Os pressupostos da prisão preventiva são o fumus comissi delicti, consubstanciado pela prova da materialidade e indícios suficientes de autoria ou de participação, e o periculum libertatis, consistente na garantia da ordem pública, da ordem econômica, conveniência da instrução criminal ou garantia de aplicação da lei penal (BRASILEIRO, 2017, p.876).

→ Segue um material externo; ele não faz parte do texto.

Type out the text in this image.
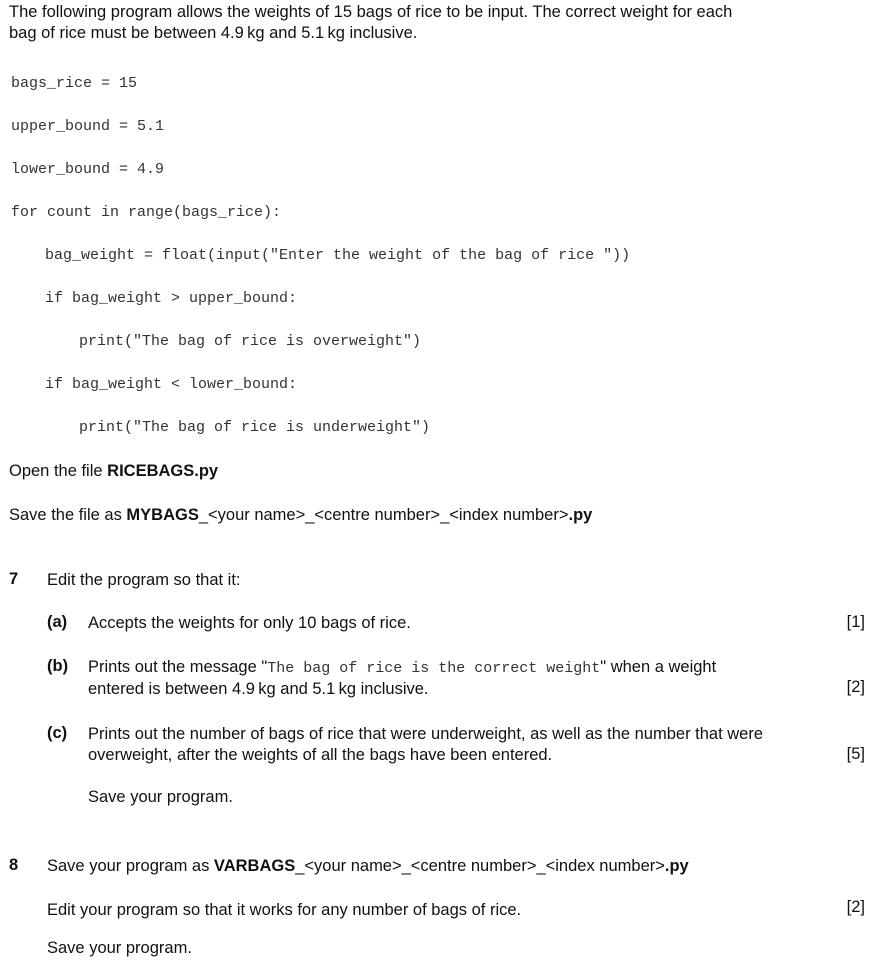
The following program allows the weights of 15 bags of rice to be input. The correct weight for each
bag of rice must be between 4.9 kg and 5.1 kg inclusive.
bags_rice = 15
upper_bound = 5.1
lower_bound = 4.9
for count in range(bags_rice):
bag_weight = float(input("Enter the weight of the bag of rice "))
if bag_weight > upper_bound:
print("The bag of rice is overweight")
if bag_weight < lower_bound:
print("The bag of rice is underweight")
Open the file RICEBAGS.py
Save the file as MYBAGS_<your name>_<centre number>_<index number>.py
7 Edit the program so that it:
(a) Accepts the weights for only 10 bags of rice.	[1]
(b) Prints out the message "The bag of rice is the correct weight" when a weight
entered is between 4.9 kg and 5.1 kg inclusive.	[2]
(c) Prints out the number of bags of rice that were underweight, as well as the number that were
overweight, after the weights of all the bags have been entered.	[5]
Save your program.
8 Save your program as VARBAGS_<your name>_<centre number>_<index number>.py
Edit your program so that it works for any number of bags of rice.	[2]
Save your program.
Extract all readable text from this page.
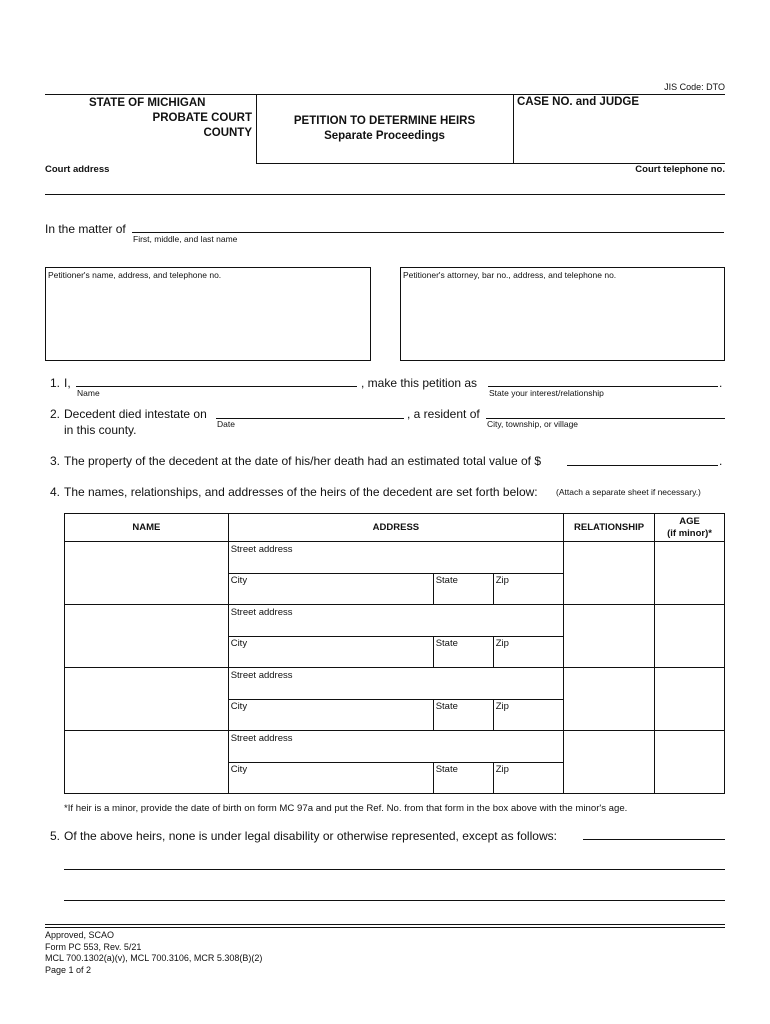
JIS Code: DTO
STATE OF MICHIGAN
PROBATE COURT
COUNTY
PETITION TO DETERMINE HEIRS
Separate Proceedings
CASE NO. and JUDGE
Court address	Court telephone no.
In the matter of
First, middle, and last name
Petitioner's name, address, and telephone no.	Petitioner's attorney, bar no., address, and telephone no.
1. I,	, make this petition as	.
Name	State your interest/relationship
2. Decedent died intestate on	, a resident of
in this county.	Date	City, township, or village
3. The property of the decedent at the date of his/her death had an estimated total value of $	.
4. The names, relationships, and addresses of the heirs of the decedent are set forth below: (Attach a separate sheet if necessary.)
NAME	ADDRESS	RELATIONSHIP	AGE
(if minor)*

	Street address
City State Zip		

	Street address
City State Zip		

	Street address
City State Zip		

	Street address
City State Zip		

*If heir is a minor, provide the date of birth on form MC 97a and put the Ref. No. from that form in the box above with the minor's age.
5. Of the above heirs, none is under legal disability or otherwise represented, except as follows:
Approved, SCAO
Form PC 553, Rev. 5/21
MCL 700.1302(a)(v), MCL 700.3106, MCR 5.308(B)(2)
Page 1 of 2
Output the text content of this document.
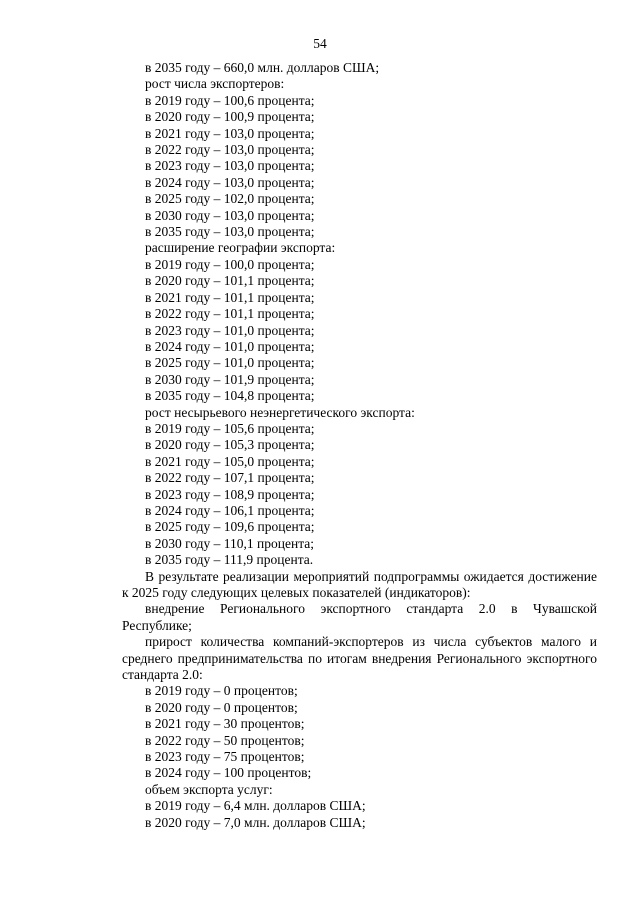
54
в 2035 году – 660,0 млн. долларов США;
рост числа экспортеров:
в 2019 году – 100,6 процента;
в 2020 году – 100,9 процента;
в 2021 году – 103,0 процента;
в 2022 году – 103,0 процента;
в 2023 году – 103,0 процента;
в 2024 году – 103,0 процента;
в 2025 году – 102,0 процента;
в 2030 году – 103,0 процента;
в 2035 году – 103,0 процента;
расширение географии экспорта:
в 2019 году – 100,0 процента;
в 2020 году – 101,1 процента;
в 2021 году – 101,1 процента;
в 2022 году – 101,1 процента;
в 2023 году – 101,0 процента;
в 2024 году – 101,0 процента;
в 2025 году – 101,0 процента;
в 2030 году – 101,9 процента;
в 2035 году – 104,8 процента;
рост несырьевого неэнергетического экспорта:
в 2019 году – 105,6 процента;
в 2020 году – 105,3 процента;
в 2021 году – 105,0 процента;
в 2022 году – 107,1 процента;
в 2023 году – 108,9 процента;
в 2024 году – 106,1 процента;
в 2025 году – 109,6 процента;
в 2030 году – 110,1 процента;
в 2035 году – 111,9 процента.
В результате реализации мероприятий подпрограммы ожидается достижение к 2025 году следующих целевых показателей (индикаторов):
внедрение Регионального экспортного стандарта 2.0 в Чувашской Республике;
прирост количества компаний-экспортеров из числа субъектов малого и среднего предпринимательства по итогам внедрения Регионального экспортного стандарта 2.0:
в 2019 году – 0 процентов;
в 2020 году – 0 процентов;
в 2021 году – 30 процентов;
в 2022 году – 50 процентов;
в 2023 году – 75 процентов;
в 2024 году – 100 процентов;
объем экспорта услуг:
в 2019 году – 6,4 млн. долларов США;
в 2020 году – 7,0 млн. долларов США;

Já as hipóteses de admissibilidade da prisão preventiva estão elencadas no art. 313 do Código de Processo Penal:

Art. 313. Nos termos do art. 312 deste Código, será admitida a decretação da prisão preventiva: (Redação dada pela Lei nº 12.403, de 2011).
I - nos crimes dolosos punidos com pena privativa de liberdade máxima superior a 4 (quatro) anos; (Redação dada pela Lei nº 12.403, de 2011).
II - se tiver sido condenado por outro crime doloso, em sentença transitada em julgado, ressalvado o disposto no inciso I do caput do art. 64 do Decreto-Lei no 2.848, de 7 de dezembro de 1940 - Código Penal; (Redação dada pela Lei nº 12.403, de 2011).
III - se o crime envolver violência doméstica e familiar contra a mulher, criança, adolescente, idoso, enfermo ou pessoa com deficiência, para garantir a execução das medidas protetivas de urgência; (Redação dada pela Lei nº 12.403, de 2011).
Parágrafo único. Também será admitida a prisão preventiva quando houver dúvida sobre a identidade civil da pessoa ou quando esta não fornecer elementos suficientes para esclarecê-la, devendo o preso ser colocado imediatamente em liberdade após a identificação, salvo se outra hipótese recomendar a manutenção da medida.

 

A redação do art. 313, inc.III do CPP não diferencia a natureza da pena do crime doloso. Assim, independente da pena cominada ao delito (detenção ou reclusão) e do quantum da pena a ele cominado, a prisão preventiva pode ser decretada como medida de ultima ratiopara compelir o agente a observar as medidas protetivas previstas na Lei Maria da Penha, mas desde que presentes um dos fundamentos que autorizam a prisão preventiva (BRASILEIRO, 2018, p. 1228).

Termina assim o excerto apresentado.